I tried to come up with a clever name for these crackers, but the only word that kept coming to mind was “delicious”! They truly are delicious - with cheese, hummus, cottage cheese, tomato, in fact with anything that you would normally put on a cracker. Better still, they are delicious by themselves!
Those of you who are gluten free will know how hard it is to find good, crunchy, high fibre crackers – well these fit the bill perfectly. The recipe is an adaptation of a recipe given to me by a friend – her recipe used wholemeal flour (220g) instead of the 3 gluten free flours + psyllium that I used. The recipe makes a large container full – good to have ready to go in the pantry. If they soften simply dry off in the oven.
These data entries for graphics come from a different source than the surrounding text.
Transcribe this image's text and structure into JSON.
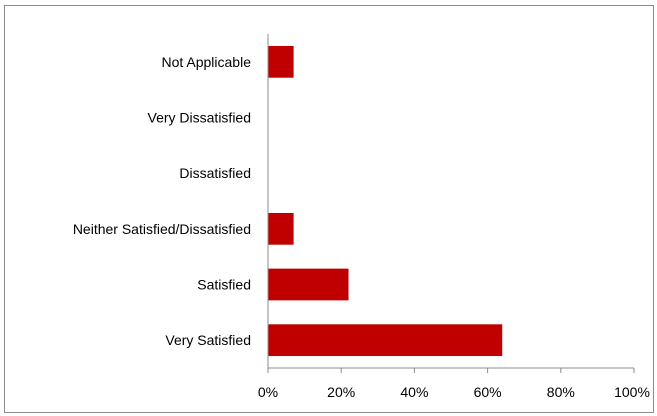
{
  "chart_data": {
    "type": "bar",
    "orientation": "horizontal",
    "title": "",
    "xlabel": "",
    "ylabel": "",
    "categories": [
      "Not Applicable",
      "Very Dissatisfied",
      "Dissatisfied",
      "Neither Satisfied/Dissatisfied",
      "Satisfied",
      "Very Satisfied"
    ],
    "values": [
      7,
      0,
      0,
      7,
      22,
      64
    ],
    "xlim": [
      0,
      100
    ],
    "xticks": [
      0,
      20,
      40,
      60,
      80,
      100
    ],
    "tick_labels": [
      "0%",
      "20%",
      "40%",
      "60%",
      "80%",
      "100%"
    ],
    "value_format": "percent",
    "bar_color": "#C00000",
    "grid": false,
    "legend": "none"
  }
}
220g gluten free flours (I used a mixture of chick pea, brown rice and buckwheat flours)
220g wholegrain oats
1/4 cup psyllium
75g sunflower seeds
75g sesame seeds
75g pumpkin seeds
2 teaspoons salt
600ml warm water
1 tablespoon olive oil
1. Preheat oven to 130oC. Mix dry ingredients together in a large bowl and add water and oil. Mix well – mixture has a porridge like consistency
2. Oil a couple of oven trays and divide mixture between them. Using a sheet of glad wrap between the mixture and your fingers, press mixture out to a thin layer over each tray. Bake for 15 minutes
3. Remove from oven, leave to cool for a minute or so then cut into cracker sized pieces. Put these back on the try then into the oven. Reduce temperature to 120oC and bake for 1-2 hours until they are totally dry and slightly golden. Cool on a rack before transferring to an air tight container.
Herbs or spices give additional flavour. 1/2 teaspoon of chilli flakes or a teaspoon of Italian herbs add a delicious twist.